- Born: June 11, 1965 (age 61) U.S.
- Occupation: Writer
- Website: www.robinfurth.com

= Robin Furth =

Robin Furth is the personal research assistant to Stephen King and the author of Stephen King's The Dark Tower: A Complete Concordance, which was published by Scribner on December 5, 2006. It is a compilation of her two previous encyclopedic books dealing with King's magnum opus, The Dark Tower: A Concordance, volume I - which explores the first four books in King's series - and A Concordance II, which gives the reader definitions and explanations of pivotal terms used over the course of the final three books of The Dark Tower. She is now currently working on the graphic novel adaptation of the Dark Tower for Marvel Comics .

== Life and work ==

Raised in Upper Darby and along the coast of Maine, Furth has worked as King's assistant for over five years. She is credited as having illustrated the maps that appear in the novel The Dark Tower. Furth plotted the comic book spin-off miniseries The Dark Tower: The Gunslinger Born, which serves as a counterpart to the series of novels written by Stephen King.

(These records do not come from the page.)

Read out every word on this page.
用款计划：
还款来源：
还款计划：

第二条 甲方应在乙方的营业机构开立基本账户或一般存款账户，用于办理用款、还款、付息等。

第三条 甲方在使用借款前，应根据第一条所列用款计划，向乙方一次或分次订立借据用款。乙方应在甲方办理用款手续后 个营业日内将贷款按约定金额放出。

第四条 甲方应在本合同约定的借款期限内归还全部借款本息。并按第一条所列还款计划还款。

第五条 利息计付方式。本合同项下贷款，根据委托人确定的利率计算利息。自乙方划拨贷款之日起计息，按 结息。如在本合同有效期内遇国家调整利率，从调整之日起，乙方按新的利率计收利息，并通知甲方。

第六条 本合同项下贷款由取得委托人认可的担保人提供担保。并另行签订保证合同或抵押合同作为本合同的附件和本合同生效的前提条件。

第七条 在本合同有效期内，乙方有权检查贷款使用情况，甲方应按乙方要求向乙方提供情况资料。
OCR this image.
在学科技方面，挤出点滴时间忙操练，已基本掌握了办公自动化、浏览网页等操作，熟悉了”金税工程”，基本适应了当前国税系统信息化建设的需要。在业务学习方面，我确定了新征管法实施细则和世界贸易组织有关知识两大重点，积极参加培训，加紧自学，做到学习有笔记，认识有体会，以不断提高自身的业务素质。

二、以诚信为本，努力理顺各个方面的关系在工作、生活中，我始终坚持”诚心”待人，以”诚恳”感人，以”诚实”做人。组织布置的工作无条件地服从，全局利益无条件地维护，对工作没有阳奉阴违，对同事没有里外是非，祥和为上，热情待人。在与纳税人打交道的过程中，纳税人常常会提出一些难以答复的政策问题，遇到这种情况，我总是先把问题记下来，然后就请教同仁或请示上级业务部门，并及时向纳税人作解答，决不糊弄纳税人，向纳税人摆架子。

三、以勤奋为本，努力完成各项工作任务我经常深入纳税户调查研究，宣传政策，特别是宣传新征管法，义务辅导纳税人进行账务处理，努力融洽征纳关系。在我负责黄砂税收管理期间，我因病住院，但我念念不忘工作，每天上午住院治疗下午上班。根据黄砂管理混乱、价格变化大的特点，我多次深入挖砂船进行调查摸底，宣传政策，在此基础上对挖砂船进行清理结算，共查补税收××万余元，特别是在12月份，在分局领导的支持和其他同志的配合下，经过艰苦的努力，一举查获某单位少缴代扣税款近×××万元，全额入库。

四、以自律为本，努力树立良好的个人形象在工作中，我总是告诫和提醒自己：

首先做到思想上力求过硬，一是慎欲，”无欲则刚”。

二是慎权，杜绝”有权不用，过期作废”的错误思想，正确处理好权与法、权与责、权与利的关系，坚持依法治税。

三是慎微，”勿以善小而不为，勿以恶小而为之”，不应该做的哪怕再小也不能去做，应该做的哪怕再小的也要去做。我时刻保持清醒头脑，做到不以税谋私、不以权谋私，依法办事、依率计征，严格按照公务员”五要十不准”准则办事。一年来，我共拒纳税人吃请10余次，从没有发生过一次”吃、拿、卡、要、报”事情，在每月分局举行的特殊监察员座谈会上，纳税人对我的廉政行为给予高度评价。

She is also credited as a writer for Legion of Monsters: Satana #1 and as an editor and creative consultant for the Dark Tower: Gunslinger's Guidebook, both published by Marvel Publishing, Inc. In October 2009, Del Rey Comics published The Talisman #0, with Furth credited as writer. This comic book series is an adaptation of the Stephen King/Peter Straub novel of the same name. She's also credited with writing The Dark Tower: The Gunslinger: The Journey Begins in 2011.
“Stephen King's The Bill Hodges Concordance“ was released in August 2017.